OR22-05 Rare Biallelic Variants in Obesity-Related Genes in the Madrid Pediatric Obesity Cohort

Abstract

BACKGROUND: Obesity is a heterogenous disease resulting from environmental and genetic factors and is characterized by disordered energy balance, regulated in part by the hypothalamic melanocortin-4 receptor (MC4R), including neuronal ciliary assembly and trafficking pathways.1 Rare loss-of-function variants in genes encoding components of this pathway are associated with severe obesity and hyperphagia, with or without additional features.2 However, such rare genetic disorders may be underestimated due to a lack of genetic screening in individuals with severe obesity.3 Our objective was to identify and characterize rare genetic variants in a Spanish population from Madrid with childhood obesity.

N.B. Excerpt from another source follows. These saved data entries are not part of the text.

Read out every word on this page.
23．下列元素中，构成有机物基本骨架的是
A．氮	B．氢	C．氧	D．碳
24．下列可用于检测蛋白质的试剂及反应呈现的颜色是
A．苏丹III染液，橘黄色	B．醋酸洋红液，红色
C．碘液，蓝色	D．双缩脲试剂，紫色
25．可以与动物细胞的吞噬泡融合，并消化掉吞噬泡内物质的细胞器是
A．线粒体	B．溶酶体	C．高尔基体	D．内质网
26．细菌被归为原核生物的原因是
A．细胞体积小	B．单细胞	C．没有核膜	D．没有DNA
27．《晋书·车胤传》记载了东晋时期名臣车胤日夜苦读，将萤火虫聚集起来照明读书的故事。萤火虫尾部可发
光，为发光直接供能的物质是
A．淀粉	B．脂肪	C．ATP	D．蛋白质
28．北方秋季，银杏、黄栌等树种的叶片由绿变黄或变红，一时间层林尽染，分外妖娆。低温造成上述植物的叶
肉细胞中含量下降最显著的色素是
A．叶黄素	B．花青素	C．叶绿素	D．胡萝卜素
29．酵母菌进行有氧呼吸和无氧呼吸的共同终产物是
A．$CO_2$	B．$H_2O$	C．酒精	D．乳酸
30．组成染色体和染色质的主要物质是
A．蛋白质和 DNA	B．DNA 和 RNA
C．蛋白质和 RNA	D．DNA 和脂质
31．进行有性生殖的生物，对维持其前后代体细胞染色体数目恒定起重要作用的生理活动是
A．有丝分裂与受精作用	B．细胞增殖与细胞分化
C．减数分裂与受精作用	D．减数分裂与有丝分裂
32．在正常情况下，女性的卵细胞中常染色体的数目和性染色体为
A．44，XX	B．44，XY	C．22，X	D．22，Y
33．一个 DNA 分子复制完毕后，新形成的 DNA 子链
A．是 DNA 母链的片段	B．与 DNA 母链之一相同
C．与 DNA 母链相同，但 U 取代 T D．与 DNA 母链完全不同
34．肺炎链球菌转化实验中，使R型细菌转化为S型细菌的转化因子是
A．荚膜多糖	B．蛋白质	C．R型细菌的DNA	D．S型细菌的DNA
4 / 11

Methods: This analysis was conducted from a prospectively-collected cohort of children with obesity, generally with a BMI>+3DS. Participants were sequenced for 35 obesity-related genes, including 23 genes related to Bardet-Biedl (BBS) and Alström syndromes, plus an additional 12 genes associated with non-syndromic, monogenic causes of obesity, to identify individuals with rare (<1% frequency in gnomAD) potentially biallelic (homozygous and compound heterozygous) non-synonymous variants in protein-coding regions. Results: Of the 1019 Spanish patients with obesity, 493 (48.4%) were female and the mean age and BMI were 10.41 ± 3.38 years and 4.38 ± 1.76 SDS (79.8% above +3 SDS), respectively. We identified 26 rare potentially biallelic variants in 25 unique individuals, including 2 individuals with homozygous variants in POMC, 3 individuals with two variants in SRC1, one individual with two variants in ADCY3, and one individual with a homozygous mutation in LEP. In addition, we identified 18 individuals with biallelic mutations in one of 23 BBS or ALMS1 genes, including two individuals with known pathogenic variants and clinically confirmed BBS. Conclusions: Rare and potentially biallelic sequence variants were identified in 25 individuals with childhood obesity. These results support the use of genetic testing for individuals with severe obesity who may be candidates for specific clinical interventions or additional targeted therapies.